大きな出版社は、著名な人に本を書いてもらって、社名で信頼してもらって、買ってもらうということが可能なのだけど、うちらはそうはいかない。ただ著者に前にでてもらうだけではダメ出し、そもそもそういうことを好まない著者も多い。

やるべきは、自分は編集だろうが、営業だろうが、ライターだろうが、小規模出版社をやっているのであれば、代表が前に出ないとダメなのだろう。周囲の人の「こんなヘンな出版社をやっているのは誰か?」「あなたは誰なのか?」の疑問に答えなければならない。このことは別に小規模出版社に限ったことではなく、編集者が自分がやっていることやその思いを発信しまくって、編集者自身のファンを作っている人は多い。本作りにおいては、黒子なのかもしれないけれど、ひとりの人の生き方として主人公になれるのは自分しかいない。

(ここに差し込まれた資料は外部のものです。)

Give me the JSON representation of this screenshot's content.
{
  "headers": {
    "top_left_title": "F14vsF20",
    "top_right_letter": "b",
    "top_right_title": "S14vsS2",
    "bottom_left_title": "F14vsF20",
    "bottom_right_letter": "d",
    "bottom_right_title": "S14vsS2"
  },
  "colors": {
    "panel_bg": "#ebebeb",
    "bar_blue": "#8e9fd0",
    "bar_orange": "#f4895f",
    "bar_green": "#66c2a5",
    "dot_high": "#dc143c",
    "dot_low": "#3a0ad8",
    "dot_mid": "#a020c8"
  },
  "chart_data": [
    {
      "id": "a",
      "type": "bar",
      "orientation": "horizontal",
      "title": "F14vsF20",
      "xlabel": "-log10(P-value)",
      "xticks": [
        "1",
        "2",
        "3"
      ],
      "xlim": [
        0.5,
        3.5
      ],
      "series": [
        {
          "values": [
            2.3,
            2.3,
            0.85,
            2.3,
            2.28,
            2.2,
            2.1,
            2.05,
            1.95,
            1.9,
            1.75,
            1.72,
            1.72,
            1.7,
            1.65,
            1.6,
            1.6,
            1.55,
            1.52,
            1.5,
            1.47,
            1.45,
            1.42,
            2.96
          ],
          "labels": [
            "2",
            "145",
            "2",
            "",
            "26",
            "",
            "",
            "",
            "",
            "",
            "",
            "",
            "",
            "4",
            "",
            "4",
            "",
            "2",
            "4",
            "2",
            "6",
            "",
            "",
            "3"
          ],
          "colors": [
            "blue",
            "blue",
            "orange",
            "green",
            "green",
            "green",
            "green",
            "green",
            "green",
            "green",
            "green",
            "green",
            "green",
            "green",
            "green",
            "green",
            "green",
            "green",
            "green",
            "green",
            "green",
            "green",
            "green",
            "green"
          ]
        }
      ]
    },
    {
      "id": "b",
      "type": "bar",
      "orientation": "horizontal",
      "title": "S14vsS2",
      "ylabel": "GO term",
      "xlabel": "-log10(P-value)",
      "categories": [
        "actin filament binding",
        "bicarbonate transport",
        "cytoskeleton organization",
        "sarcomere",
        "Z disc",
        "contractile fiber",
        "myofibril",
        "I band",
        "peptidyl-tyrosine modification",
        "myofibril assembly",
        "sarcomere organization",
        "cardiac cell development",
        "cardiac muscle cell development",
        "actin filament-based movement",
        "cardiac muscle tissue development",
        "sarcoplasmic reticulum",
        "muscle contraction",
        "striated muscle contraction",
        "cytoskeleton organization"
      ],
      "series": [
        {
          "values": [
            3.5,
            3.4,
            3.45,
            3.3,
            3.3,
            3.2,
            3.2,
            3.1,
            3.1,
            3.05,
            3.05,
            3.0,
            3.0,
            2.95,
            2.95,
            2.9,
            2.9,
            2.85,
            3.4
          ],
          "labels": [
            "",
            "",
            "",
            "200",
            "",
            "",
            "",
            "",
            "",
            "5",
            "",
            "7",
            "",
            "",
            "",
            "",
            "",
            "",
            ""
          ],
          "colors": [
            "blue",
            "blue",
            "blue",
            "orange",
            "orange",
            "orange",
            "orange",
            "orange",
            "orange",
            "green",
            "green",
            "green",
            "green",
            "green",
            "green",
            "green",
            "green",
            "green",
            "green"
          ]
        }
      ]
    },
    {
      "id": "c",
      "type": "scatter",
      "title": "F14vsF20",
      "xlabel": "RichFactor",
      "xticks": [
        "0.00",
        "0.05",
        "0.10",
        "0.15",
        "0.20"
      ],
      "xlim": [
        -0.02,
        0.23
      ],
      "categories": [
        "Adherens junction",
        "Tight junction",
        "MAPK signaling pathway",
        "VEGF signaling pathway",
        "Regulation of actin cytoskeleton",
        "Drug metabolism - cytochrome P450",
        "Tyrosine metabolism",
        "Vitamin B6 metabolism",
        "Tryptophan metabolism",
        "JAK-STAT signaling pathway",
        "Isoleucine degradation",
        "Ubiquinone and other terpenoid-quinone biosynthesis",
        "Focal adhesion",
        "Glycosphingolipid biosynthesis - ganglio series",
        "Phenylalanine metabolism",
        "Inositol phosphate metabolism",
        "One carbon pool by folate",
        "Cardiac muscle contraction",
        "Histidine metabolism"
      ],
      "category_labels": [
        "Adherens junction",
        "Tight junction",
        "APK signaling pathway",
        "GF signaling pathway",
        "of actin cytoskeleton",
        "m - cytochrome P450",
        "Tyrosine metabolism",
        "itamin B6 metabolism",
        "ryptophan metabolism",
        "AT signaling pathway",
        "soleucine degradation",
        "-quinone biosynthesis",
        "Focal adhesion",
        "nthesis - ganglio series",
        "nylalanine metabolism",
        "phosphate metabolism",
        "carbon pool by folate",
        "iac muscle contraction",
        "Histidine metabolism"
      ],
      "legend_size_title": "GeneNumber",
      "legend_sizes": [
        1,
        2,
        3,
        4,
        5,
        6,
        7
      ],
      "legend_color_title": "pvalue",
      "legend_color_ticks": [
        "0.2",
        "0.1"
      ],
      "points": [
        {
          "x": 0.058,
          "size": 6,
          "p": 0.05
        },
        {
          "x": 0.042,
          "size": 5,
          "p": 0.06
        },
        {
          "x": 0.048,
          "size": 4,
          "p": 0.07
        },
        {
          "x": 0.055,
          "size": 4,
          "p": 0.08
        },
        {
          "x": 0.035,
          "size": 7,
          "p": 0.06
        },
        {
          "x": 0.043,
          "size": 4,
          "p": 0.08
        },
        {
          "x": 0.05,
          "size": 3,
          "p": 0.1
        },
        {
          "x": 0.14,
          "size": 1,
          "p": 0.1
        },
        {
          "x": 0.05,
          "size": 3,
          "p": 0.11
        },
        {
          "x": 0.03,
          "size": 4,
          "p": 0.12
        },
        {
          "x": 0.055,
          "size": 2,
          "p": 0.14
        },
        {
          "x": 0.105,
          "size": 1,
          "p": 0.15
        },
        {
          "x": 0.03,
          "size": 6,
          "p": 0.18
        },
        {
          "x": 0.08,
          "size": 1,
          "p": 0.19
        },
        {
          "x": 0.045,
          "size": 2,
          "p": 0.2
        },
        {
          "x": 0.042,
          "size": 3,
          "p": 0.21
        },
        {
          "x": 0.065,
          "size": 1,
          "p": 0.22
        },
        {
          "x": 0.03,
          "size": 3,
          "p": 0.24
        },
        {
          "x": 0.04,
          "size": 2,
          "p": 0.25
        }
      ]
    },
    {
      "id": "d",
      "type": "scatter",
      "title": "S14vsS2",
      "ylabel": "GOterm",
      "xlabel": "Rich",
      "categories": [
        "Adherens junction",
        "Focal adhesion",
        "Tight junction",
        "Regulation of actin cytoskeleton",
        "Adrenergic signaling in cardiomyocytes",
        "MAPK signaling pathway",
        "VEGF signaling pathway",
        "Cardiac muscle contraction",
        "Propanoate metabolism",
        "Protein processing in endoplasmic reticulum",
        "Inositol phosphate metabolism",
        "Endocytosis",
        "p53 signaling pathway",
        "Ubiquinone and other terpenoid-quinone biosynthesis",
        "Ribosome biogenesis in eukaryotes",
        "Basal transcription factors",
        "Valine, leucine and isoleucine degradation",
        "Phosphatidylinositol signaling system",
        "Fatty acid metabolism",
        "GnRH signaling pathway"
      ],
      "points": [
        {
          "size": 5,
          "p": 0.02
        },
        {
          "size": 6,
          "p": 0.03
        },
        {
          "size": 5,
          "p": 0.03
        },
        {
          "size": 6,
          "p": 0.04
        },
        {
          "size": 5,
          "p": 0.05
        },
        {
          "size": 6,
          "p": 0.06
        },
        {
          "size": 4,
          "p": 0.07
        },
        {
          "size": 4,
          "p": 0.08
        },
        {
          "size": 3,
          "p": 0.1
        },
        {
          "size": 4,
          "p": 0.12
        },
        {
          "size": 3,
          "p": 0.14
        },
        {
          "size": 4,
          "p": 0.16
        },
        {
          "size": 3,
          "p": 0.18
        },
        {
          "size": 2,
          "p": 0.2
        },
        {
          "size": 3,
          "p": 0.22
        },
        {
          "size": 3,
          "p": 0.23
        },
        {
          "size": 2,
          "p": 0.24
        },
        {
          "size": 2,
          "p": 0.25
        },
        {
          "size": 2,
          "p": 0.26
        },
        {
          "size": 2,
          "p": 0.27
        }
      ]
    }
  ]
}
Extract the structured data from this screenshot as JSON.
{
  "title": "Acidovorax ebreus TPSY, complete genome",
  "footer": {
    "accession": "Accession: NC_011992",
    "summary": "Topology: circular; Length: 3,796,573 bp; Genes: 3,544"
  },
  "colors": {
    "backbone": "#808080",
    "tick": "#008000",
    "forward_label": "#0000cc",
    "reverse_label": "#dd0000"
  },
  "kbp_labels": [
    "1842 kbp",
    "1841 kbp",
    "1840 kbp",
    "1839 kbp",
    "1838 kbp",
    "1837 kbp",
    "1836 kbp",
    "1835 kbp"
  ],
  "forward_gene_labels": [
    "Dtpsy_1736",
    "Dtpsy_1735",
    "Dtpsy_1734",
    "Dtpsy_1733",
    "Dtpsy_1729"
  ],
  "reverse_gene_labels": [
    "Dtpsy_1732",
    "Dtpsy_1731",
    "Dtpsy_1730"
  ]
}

そう考えると、本は著者が書くことかもしれないけれど、そもそもなぜその著者なのか?なぜそのテーマなのか?なぜその装丁なのか?なぜそのデザインなのか?なぜその文体なのか?なぜその用紙なのか?に対する答えは自分そのものが投影されていると感じる。

自分が尊敬する編集者が、特別な存在になるには「見ること、聞くこと、食べること」にこだわること、と言っていたことを思い出す。五感を通して徹底してよいものを吸収せよ、ということだった。当時はあまりよくわからなかったけれど、今、その言葉が再度蘇っている。

書籍は著者のものだけど、自分の作品でもある。そうでないと自分の仕事が存在している意味がないと思う。この文脈で考えると、ブログを書くことやSNSを使うことは、「情報発信」という言葉以上のものなのだ。「情報発信」という言葉に違和感を感じていたのもなんとなくスッキリ。